The returned AssemblyContext is also a context manager. On exit (or explicit
shutdown()) the steps reverse: stop the network layer, unregister_hooks() on every adapter
in reverse order, close the client, and clear the global slot. Teardown errors are aggregated
into a single AssemblyError so no patch is ever left installed. Full step-by-step order is in
Architecture → lifecycle.
from agent_assembly import init_assembly
with init_assembly(gateway_url="http://localhost:7391", api_key="dev-key", mode="sdk-only"):
... # your agent runs governed here; hooks come off on exit
Modes and enforcement¶
Two independent knobs control governance. It's worth keeping them straight:
modeanswers "where is policy enforced?" — which interception layer is active.enforcement_modeanswers "how hard does a deny bite?" — the posture the gateway applies.
Runtime modes¶
mode selects the interception layer. Passing an unknown value raises ConfigurationError.

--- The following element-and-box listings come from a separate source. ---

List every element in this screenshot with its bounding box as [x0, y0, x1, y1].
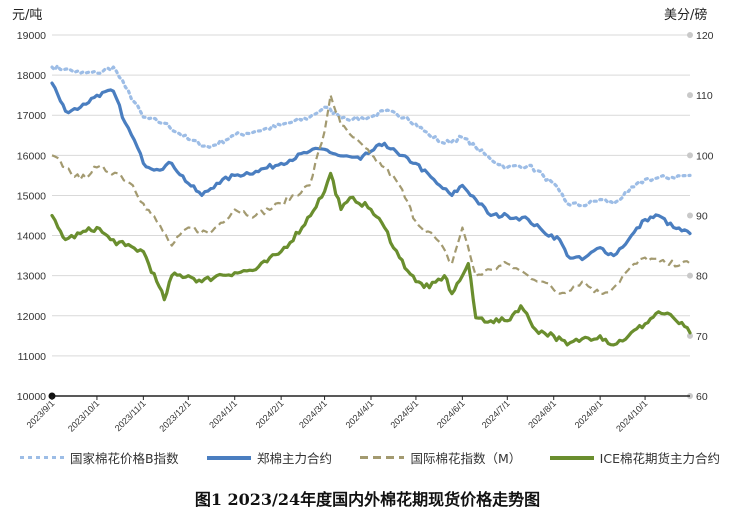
y-tick-label-right: 90	[696, 211, 708, 223]
y-tick-label-right: 120	[696, 30, 714, 42]
legend-swatch-cotton-b-index	[20, 456, 64, 459]
y-tick-label-left: 15000	[17, 190, 46, 202]
x-tick-label: 2024/10/1	[614, 398, 649, 433]
x-tick-label: 2024/8/1	[526, 398, 558, 430]
y-tick-label-left: 10000	[17, 391, 46, 403]
legend: 国家棉花价格B指数 郑棉主力合约 国际棉花指数（M） ICE棉花期货主力合约	[20, 448, 720, 467]
x-tick-label: 2024/4/1	[344, 398, 376, 430]
legend-label: ICE棉花期货主力合约	[599, 451, 720, 466]
legend-label: 郑棉主力合约	[257, 451, 333, 466]
right-axis-tick-mark	[687, 32, 693, 38]
right-axis-tick-mark	[687, 212, 693, 219]
legend-item: 国际棉花指数（M）	[360, 448, 521, 467]
series-line-3	[50, 171, 692, 347]
gridlines	[52, 34, 690, 357]
legend-swatch-ice-futures	[549, 455, 594, 460]
x-tick-label: 2024/3/1	[297, 398, 329, 430]
legend-label: 国际棉花指数（M）	[410, 451, 522, 466]
series-lines	[50, 64, 692, 347]
y-tick-label-left: 14000	[17, 231, 46, 243]
x-tick-label: 2024/1/1	[207, 398, 239, 430]
right-axis-tick-mark	[687, 332, 693, 339]
y-tick-label-left: 11000	[18, 351, 47, 363]
y-tick-label-left: 16000	[17, 150, 46, 162]
right-axis-tick-mark	[687, 272, 693, 279]
figure-caption: 图1 2023/24年度国内外棉花期现货价格走势图	[194, 490, 541, 509]
axes: 10000 11000 12000 13000 14000 15000 16000 17000…	[17, 30, 714, 434]
right-axis-unit: 美分/磅	[664, 8, 708, 23]
left-axis-unit: 元/吨	[12, 8, 43, 23]
y-tick-label-left: 19000	[17, 30, 46, 42]
y-tick-label-right: 110	[696, 90, 713, 102]
y-tick-label-right: 60	[696, 391, 708, 403]
x-tick-label: 2023/12/1	[157, 398, 192, 433]
legend-item: 郑棉主力合约	[207, 448, 332, 467]
legend-swatch-zhengzhou-futures	[207, 455, 251, 460]
y-tick-label-left: 12000	[17, 311, 46, 323]
y-tick-label-left: 17000	[17, 110, 46, 122]
series-line-1	[50, 81, 692, 262]
legend-item: 国家棉花价格B指数	[20, 448, 179, 467]
y-tick-label-left: 18000	[17, 70, 46, 82]
y-tick-label-right: 100	[696, 150, 714, 162]
y-tick-label-right: 70	[696, 331, 708, 343]
x-tick-label: 2023/10/1	[66, 398, 101, 433]
chart-area: 10000 11000 12000 13000 14000 15000 16000 17000…	[17, 30, 714, 434]
legend-item: ICE棉花期货主力合约	[549, 448, 720, 467]
right-axis-tick-mark	[687, 92, 693, 99]
series-line-2	[51, 94, 691, 295]
legend-label: 国家棉花价格B指数	[70, 451, 179, 466]
x-tick-label: 2024/7/1	[480, 398, 512, 430]
x-tick-label: 2023/11/1	[113, 398, 148, 433]
x-tick-label: 2024/9/1	[573, 398, 605, 430]
y-tick-label-right: 80	[696, 271, 708, 283]
y-tick-label-left: 13000	[17, 271, 46, 283]
series-line-0	[50, 64, 692, 208]
x-tick-label: 2024/5/1	[388, 398, 420, 430]
x-tick-label: 2024/2/1	[254, 398, 286, 430]
x-tick-label: 2023/9/1	[25, 398, 57, 430]
right-axis-tick-mark	[687, 152, 693, 159]
legend-swatch-intl-cotton-index	[360, 456, 405, 459]
x-tick-label: 2024/6/1	[435, 398, 467, 430]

| Mode | Where it enforces |
|---|---|
auto (default) |
Picks the best available layer for the current platform (eBPF on Linux, else proxy). |
sdk-only |
In-process only — framework adapters enforce on tool calls; no network sidecar. Most portable; best for tests. |
proxy |
Routes outbound traffic through the aasm sidecar proxy — network-egress policy with no code changes. |
ebpf |
Kernel-level interception via eBPF. Linux only — raises ConfigurationError elsewhere. |
Enforcement modes¶
enforcement_mode is the governance posture sent to the gateway at registration. Leaving it
None omits the field, so the gateway applies its server-side default (live enforce).
| Value | What a policy decision does |
|---|---|
enforce |
Default. A deny decision blocks the action; redact strips secrets. |
observe |
Dry-run — every action proceeds, but the gateway records would-be violations as shadow audit events. Ideal for safely rolling out new policy. |
disabled |
Policy evaluation skipped entirely. Hermetic tests only. |
These tokens are the same snake_case strings the gateway expects on the wire — mode mirrors
the SDK's interception layers and enforcement_mode mirrors aa_core::EnforcementMode. The
full parameter reference is in Configuration.